Edward Little’s Campbell Cassidy takes the puck up the ice during a Feb. 8 game in Auburn against Falmouth. Andree Kehn/Sun Journal

Campbell Cassidy was a dominant force for the Edward Little boys hockey team this season, putting up 22 goals and 29 assists.

His 51 points were third in all of Class A, and the senior forward was a Travis Roy finalist and named Class A Coaches Association First Team All-State.

Now add Sun Journal All-Region Player of the Year to that list of accolades.

Cassidy said the most memorable thing he will remember from his senior season is being around everybody associated with the Red Eddies hockey program.

“I will remember the team, coaches, it was a team effort, and it was fun going to practice every day with my friends,” Cassidy said.

Edward Little went 15-4 this season and lost in the Class A quarterfinals to Bangor. Coming into the season, Cassidy knew he had to be a leader among the forward group.


“With losing key forwards like Aiden (Gonzalez), Jack (Keefe, the 2021-22 Sun Journal Player of the Year), and Wesley (Clements), I knew I had to bring it a little bit,” Cassidy said. “Still, we had a lot of guys step up and take their place pretty well.”

Cassidy centered a line with Peyton Dyer and Andrew Clements. Both wingers reaped the rewards of Cassidy dishing out the puck to them.

Coach Norm Gagne remembers one game in particular, against Mt. Ararat/Lisbon/Morse on Feb. 13 — a 9-1 win.

Campbell Cassidy of Edward Little High School reacts following his first-period goal against Cheverus/Yarmouth at Norway Savings Bank Arena in Auburn on Feb. 15. Cassidy’s goal put the Red Eddies up 1-0. Daryn Slover/Sun Journal

“In one game, I think he had eight assists and I don’t think he even scored,” Gagne said. “He made the kids around him better.”

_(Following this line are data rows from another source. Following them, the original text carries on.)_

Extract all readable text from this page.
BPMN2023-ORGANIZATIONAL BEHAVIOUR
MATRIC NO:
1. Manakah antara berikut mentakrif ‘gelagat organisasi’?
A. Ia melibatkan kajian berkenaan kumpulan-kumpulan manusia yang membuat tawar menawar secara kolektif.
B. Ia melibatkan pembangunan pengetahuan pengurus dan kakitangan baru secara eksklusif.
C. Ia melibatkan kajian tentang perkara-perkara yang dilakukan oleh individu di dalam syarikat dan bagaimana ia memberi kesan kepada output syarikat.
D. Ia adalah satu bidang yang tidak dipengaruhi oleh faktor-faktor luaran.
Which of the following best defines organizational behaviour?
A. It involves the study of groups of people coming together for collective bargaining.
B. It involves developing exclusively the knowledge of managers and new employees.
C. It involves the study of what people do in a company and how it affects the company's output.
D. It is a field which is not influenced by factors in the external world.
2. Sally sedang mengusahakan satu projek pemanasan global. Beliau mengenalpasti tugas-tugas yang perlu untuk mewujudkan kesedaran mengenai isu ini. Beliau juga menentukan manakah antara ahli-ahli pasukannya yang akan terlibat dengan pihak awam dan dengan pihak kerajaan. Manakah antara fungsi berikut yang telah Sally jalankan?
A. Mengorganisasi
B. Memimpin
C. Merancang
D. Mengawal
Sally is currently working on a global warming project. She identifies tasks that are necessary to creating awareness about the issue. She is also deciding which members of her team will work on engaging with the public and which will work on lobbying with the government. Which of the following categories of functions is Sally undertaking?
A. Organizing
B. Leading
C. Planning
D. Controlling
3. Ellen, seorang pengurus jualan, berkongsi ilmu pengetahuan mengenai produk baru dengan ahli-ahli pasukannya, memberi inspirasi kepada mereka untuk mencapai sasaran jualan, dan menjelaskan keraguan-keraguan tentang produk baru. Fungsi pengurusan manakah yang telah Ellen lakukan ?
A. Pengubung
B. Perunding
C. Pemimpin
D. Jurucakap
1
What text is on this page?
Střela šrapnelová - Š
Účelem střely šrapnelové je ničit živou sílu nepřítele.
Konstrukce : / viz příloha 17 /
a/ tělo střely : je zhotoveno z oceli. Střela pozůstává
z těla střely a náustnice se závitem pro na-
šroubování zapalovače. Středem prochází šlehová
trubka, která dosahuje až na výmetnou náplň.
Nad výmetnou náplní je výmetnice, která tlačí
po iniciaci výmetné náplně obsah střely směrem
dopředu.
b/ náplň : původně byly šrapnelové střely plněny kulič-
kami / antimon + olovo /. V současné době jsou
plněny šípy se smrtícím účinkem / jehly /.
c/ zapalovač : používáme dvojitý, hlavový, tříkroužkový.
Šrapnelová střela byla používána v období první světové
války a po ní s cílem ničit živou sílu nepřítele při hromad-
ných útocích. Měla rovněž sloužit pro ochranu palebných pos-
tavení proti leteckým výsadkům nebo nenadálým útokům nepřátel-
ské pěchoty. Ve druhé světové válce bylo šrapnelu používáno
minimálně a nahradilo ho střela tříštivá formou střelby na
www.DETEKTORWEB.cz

Cassidy is happy both of his linemates found the back of the net three times each in that particular game.

“I think both of my linemates had a hat trick — they were open so (I gave) it to them,” Cassidy said. “They had a better chance shooting than me, so, might as well give it up.”


While Cassidy’s main goal this season was to make the players around him better, he also wanted to be on the ice more often than he did in his junior season.

It had nothing to do with getting more playing time with the graduating seniors, but with staying out of the penalty box.

“I had a lot of penalties last year, and I wanted to eliminate that,” Cassidy said. “I had a lot of retaliation penalties and I worked on that. I think I only had three penalties all year. That was a big plus, staying out of the box and helping my team. I can’t help my team in the box.”

Cassidy said there were times this season he wanted to retaliate against a player but decided against it.

“Definitely, there were times I wanted to whack someone’s legs, but I held back,” Cassidy chuckled.

Gagne said Cassidy, Jack Keefe and Will Cassidy — Campbell’s older brother — helped bring the Red Eddies back to prominence. They were all Travis Roy finalists as well.

“We have had some good kids that have elevated their game and they have deserved to be (Travis Roy) finalists,” Gagne said. “It’s because of their good character, their leadership with the younger kids on the team. They helped me turn this program around.”

Gagne’s lasting memory of Campbell Cassidy on the ice is when he had a backhand pass to Will Cassidy in a 2020 quarterfinal win against the defending state champions, rival St. Dominic Academy.

“That was a big goal and I saw the highlight and I said, ‘Oh my god, I didn’t realize he back passed it,'” Gagne said. “It was unbelievable.”